Most high-level conversion methods return a String for compatibility with the C and scripting-language bindings. Non-fatal setup or configuration errors are recorded in OpenCC::get_last_error. Dictionary construction APIs return Result with DictionaryError.

Re-exports§

pub use crate::dictionary_lib::CustomDictFileSpec;
pub use crate::dictionary_lib::CustomDictMode;
pub use crate::dictionary_lib::CustomDictSpec;
pub use crate::dictionary_lib::DictSlot;
pub use crate::dictionary_lib::DictionaryError;
pub use crate::dictionary_lib::DictionaryMaxlength;

Modules§

dictionary_lib
Dictionary utilities for managing multiple OpenCC lexicons. Internal dictionary-processing utilities for opencc-fmmseg.

Macros§

debug_note
Print a developer note to stderr in debug builds; no-op in release.

Structs§

DelimiterSet
Compact, hot-path-friendly delimiter set optimized for per-character membership tests.
DictRefs
Holds up to three conversion rounds.

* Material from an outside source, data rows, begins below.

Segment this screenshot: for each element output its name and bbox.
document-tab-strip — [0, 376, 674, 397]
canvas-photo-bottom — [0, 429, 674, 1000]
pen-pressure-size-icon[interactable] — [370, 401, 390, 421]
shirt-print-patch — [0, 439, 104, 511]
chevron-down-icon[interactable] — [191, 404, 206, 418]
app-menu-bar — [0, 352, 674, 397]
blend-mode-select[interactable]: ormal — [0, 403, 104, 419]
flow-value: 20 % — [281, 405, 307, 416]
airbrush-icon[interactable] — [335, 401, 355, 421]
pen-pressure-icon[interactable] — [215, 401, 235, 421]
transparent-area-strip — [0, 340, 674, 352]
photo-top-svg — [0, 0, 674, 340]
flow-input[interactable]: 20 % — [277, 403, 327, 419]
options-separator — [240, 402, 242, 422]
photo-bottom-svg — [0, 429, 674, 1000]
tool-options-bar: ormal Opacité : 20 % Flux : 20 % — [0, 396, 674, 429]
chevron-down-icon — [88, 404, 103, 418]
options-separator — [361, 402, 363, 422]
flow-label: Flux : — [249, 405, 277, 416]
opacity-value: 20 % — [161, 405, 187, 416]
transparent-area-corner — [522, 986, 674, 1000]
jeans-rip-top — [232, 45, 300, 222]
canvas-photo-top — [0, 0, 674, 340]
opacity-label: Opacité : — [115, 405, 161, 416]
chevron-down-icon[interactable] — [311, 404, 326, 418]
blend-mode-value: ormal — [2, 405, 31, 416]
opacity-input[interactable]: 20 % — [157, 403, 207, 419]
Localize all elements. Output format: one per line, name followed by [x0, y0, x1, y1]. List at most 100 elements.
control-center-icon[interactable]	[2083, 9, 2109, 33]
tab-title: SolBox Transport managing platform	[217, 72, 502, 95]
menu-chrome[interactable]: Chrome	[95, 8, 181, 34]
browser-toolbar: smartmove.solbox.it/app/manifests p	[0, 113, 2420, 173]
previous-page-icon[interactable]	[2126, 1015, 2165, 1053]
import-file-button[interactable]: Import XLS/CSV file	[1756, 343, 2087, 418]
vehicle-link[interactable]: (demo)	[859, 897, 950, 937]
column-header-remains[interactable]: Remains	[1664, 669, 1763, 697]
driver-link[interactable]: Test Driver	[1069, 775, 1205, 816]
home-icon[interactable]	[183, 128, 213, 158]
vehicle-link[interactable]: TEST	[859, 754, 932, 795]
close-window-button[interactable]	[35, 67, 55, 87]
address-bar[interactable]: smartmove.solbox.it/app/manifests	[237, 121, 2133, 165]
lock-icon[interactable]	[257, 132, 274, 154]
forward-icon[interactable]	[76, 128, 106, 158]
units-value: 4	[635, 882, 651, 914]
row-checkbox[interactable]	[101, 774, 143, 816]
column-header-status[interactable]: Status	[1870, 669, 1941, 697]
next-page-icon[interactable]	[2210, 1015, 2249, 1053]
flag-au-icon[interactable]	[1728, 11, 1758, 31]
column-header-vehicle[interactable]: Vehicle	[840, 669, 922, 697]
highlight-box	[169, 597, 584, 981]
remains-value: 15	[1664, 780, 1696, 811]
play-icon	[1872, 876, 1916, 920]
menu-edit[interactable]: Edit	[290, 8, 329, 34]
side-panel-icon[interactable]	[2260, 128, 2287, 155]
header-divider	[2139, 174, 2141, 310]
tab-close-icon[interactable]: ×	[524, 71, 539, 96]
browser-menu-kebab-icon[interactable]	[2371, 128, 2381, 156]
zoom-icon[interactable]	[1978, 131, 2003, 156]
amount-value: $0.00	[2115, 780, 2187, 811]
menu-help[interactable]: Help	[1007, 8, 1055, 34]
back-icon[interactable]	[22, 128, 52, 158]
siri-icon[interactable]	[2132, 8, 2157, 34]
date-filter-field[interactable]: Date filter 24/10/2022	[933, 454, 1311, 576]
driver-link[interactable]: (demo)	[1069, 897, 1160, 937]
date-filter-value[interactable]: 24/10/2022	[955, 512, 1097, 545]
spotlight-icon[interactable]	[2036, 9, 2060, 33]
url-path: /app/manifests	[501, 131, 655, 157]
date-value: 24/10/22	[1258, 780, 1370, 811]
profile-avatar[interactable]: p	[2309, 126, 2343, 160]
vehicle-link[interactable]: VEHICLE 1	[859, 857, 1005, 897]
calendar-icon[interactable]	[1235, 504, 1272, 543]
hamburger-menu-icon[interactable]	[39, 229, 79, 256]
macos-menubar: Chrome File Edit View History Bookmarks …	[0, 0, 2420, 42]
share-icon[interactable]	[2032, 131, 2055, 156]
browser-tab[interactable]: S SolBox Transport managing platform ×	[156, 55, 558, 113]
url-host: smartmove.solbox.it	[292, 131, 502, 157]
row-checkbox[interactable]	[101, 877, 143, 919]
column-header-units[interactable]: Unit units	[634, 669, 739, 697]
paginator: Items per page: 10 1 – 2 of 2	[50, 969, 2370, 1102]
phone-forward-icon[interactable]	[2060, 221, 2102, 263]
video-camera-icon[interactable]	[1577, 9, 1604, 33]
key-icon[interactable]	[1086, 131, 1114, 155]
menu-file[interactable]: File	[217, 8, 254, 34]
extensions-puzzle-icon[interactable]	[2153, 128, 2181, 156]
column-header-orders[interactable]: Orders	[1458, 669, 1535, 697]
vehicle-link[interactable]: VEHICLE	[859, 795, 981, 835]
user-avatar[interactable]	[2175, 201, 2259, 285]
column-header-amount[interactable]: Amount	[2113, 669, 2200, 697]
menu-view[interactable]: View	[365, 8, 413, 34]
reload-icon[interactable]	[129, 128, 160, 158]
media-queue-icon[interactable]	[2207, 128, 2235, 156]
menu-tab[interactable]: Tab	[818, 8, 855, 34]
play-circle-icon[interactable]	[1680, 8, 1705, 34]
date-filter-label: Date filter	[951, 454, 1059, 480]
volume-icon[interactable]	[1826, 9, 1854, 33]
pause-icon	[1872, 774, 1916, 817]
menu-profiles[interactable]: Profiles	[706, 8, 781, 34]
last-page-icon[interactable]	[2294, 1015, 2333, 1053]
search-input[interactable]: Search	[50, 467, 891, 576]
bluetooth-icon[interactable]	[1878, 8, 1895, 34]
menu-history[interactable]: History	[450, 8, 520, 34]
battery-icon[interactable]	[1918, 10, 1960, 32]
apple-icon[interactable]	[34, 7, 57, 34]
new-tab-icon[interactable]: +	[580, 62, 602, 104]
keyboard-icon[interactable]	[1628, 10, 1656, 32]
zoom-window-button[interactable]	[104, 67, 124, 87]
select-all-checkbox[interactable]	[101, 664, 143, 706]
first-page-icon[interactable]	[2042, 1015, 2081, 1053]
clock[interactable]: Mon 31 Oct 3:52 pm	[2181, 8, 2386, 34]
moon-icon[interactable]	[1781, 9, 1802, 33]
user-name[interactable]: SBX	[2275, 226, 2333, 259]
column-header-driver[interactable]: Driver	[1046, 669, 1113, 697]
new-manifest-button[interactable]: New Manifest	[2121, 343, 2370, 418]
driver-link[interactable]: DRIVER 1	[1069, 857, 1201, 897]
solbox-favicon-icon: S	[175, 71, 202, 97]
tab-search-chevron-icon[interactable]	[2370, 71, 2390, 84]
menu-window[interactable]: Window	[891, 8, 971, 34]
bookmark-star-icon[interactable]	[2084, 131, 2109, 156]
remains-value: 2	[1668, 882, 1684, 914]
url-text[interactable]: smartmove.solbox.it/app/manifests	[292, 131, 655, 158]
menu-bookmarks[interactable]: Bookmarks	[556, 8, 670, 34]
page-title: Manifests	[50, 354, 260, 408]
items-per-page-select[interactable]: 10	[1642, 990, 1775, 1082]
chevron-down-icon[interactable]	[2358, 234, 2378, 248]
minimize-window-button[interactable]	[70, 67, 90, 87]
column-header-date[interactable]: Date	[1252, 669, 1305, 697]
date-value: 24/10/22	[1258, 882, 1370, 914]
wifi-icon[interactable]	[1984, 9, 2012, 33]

Each round carries its own dictionaries, max_len, and prebuilt StarterUnion.
OpenCC
Central interface for performing OpenCC-based conversion with segmentation.

Enums§

OpenccConfig
OpenCC conversion configuration (strongly-typed).

Functions§

find_max_utf8_len_bytes
Finds a safe UTF-8 boundary within a raw byte slice, limited by a maximum byte count.
find_max_utf8_length
Finds a valid UTF-8 boundary within the given string, limited by a maximum byte count.
for_each_len_dec
Iterates viable phrase lengths in descending order using a starter bitmask, stopping early if the callback returns true.
is_delimiter
Checks whether a character is treated as a segmentation delimiter.